The benefits of running a digital family
Running a family has never been a walk in the park, but I’m willing to wager that modern society has made a challenging job harder than it’s ever been. Thankfully, there are tools that can help: here’s how I and my family reduce stress and reclaim our time with digital aides.
Being a geek certainly has its benefits. As a life-long and proud specimen of the species, my all-encompassing interest for all things digital has certainly consumed more than its fair share of my life span – but on the other hand, it does allow me the perk of continuously discovering new ways to apply new technology in order to improve my life in whichever way I might conceive of.
Fortunately, I also have a more than technologically apt spouse, whom not only tolerates but even shares (albeit a slight part of) my digital interests. As a result of this, we’ve found several ways to apply digital tools that make it easier for us to collaborate and exchange information – thereby reducing every day stress and reclaiming time that is better spent with our two adorable girls aged 3 and 6.
Calendars and lists, oh my
One of our primary ways of staying productive is with regard to how we do time management: the two of us, as well as each child, have their own calendar through a hosted Google Apps domain. In much the same way that you’d find in a workplace, everyone’s appointments are entered into their calendars (with appropriate reminders, if need be), and synchronized instantaneously across our mobile devices.

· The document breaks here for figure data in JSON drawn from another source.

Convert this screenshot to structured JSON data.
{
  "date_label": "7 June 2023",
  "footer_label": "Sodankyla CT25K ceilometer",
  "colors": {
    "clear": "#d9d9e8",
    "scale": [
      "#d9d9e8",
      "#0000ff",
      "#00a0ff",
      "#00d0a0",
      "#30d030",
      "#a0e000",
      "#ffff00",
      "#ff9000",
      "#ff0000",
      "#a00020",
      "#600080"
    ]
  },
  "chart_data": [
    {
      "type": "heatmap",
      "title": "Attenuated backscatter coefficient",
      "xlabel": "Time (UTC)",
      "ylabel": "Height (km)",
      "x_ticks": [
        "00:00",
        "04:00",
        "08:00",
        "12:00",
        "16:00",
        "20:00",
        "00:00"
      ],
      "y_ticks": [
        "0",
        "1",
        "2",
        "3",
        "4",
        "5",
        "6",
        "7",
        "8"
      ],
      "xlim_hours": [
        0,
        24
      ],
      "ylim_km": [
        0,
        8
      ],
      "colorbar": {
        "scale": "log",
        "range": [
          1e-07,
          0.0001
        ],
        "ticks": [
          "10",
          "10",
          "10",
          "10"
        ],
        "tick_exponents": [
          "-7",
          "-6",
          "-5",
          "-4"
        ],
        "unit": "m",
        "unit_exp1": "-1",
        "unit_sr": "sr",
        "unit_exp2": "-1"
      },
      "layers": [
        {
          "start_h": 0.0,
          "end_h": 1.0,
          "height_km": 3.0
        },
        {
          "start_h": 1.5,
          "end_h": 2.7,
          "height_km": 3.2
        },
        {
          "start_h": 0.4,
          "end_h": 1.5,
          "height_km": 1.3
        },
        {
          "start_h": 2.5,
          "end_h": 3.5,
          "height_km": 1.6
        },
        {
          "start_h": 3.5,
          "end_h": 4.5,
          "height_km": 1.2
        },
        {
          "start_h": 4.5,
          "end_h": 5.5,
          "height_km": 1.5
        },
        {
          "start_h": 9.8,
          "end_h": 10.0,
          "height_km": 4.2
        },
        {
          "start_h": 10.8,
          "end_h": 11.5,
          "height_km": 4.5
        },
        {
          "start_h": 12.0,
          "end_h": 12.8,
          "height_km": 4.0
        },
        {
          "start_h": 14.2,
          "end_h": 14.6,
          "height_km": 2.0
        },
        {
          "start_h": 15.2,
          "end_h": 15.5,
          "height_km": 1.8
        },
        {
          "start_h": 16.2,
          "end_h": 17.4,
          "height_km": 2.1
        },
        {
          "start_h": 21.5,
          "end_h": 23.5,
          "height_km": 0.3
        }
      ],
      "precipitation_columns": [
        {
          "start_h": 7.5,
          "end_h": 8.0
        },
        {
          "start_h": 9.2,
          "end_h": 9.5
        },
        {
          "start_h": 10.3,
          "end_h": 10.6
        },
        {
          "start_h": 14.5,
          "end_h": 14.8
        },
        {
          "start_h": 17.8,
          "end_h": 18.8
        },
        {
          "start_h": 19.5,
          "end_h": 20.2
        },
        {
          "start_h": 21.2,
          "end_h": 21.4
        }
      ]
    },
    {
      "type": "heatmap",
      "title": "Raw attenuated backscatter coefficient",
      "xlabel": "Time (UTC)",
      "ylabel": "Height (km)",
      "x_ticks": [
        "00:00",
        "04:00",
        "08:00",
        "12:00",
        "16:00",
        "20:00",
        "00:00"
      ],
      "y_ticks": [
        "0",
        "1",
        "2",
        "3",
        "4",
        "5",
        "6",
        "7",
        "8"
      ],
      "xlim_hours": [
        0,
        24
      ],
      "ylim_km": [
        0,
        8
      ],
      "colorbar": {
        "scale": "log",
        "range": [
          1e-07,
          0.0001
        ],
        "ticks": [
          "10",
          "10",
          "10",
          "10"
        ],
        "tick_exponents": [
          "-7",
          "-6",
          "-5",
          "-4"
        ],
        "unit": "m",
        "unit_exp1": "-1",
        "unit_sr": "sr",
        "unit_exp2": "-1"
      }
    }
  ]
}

Organizing our calendars this way provides us adults with glanceable information about what’s going on for the next couple of days, and since we also have access to the information through GMail’s web interface, we conduct both short- and long-term planning of weekdays and weekends with ease.
With the matter of who goes where at what time taken care of, we arrive at the more mundane – yet in no way less important – of tasks: what’s for dinner. Using Wunderlist, which also synchronizes across our mobile devices, we create weekly menus and, based upon the menus, shopping lists. Furthermore, we add stock ingredients prior to – well, running out of stock.
This way, whomever does the shopping knows exactly what to get, eliminating the need for hastily drawn-up shopping lists replete with holes (hey, I’m no better than the next lad), or having to go back because something was forgotten. In addition, we use Wunderlist for tracking easily missed chores or tasks such as cleaning out the gutters or refilling motor oil. Truth be told, though: we could do with some improvement on the latter point.
Once the mundane matters have been done away with and we’re well fed, our attention wanders in different ways; you’ll often find me writing the things that you’re reading right now, whereas the rest of the family typically enjoys a bit of entertainment. We’re pretty light users in this department, but disregarding the daily dose of children’s TV, we’ve also bent media to our will.
Courtesy of a dedicated file server, Gigabit Ethernet, Wireless N, Android tablets, PCs and a jailbroken Apple TV, we stream family photos, music, TV shows and movies at our leisure and on our device of preference, as opposed to having to adapt our schedules. Not least is this a benefit because what we’d like to see would otherwise keep us up too late in the evening, and we’re big on getting enough sleep.
For the curious, I could note that all of this is downstream from the file server as of yet; we don’t stream anything from our mobile devices using AirPlay or DLNA, although I suspect we’ll come to make use of such functionality in the future as our system already supports it.
Although the above covers a surprisingly large part of everyday family life, we’re also fortunate enough to have a kindergarten and school that relies on e-mail and an online learning system to disperse information. This provides access to information such as daily, weekly and monthly schedules and activities, adding a greater depth to what we talk with our children about when we’re all at home.
Additionally, we also use Evernote for storing reference information of various kinds – both personal and common, and although we don’t use its notebook sharing feature right now I suspect we’ll do so very soon. Recipes, receipts and bus tables are just a few examples of information that we now access digitally (most often on our tablets and smartphones) rather than having to lug and archive their analogue counterparts.
Lastly, lest anyone should think otherwise, the tools and methods we apply do not distance us from one another; rather, it allows for closer, more efficient collaboration and time saved that we can spend with one another. As always, it’s the tools themselves that dictate the outcome: it’s how you use them.
If you have any clever solutions for saving time or simplifying matters on the home front, feel free to pitch in below in the comments – I’m sure we’ll all appreciate it.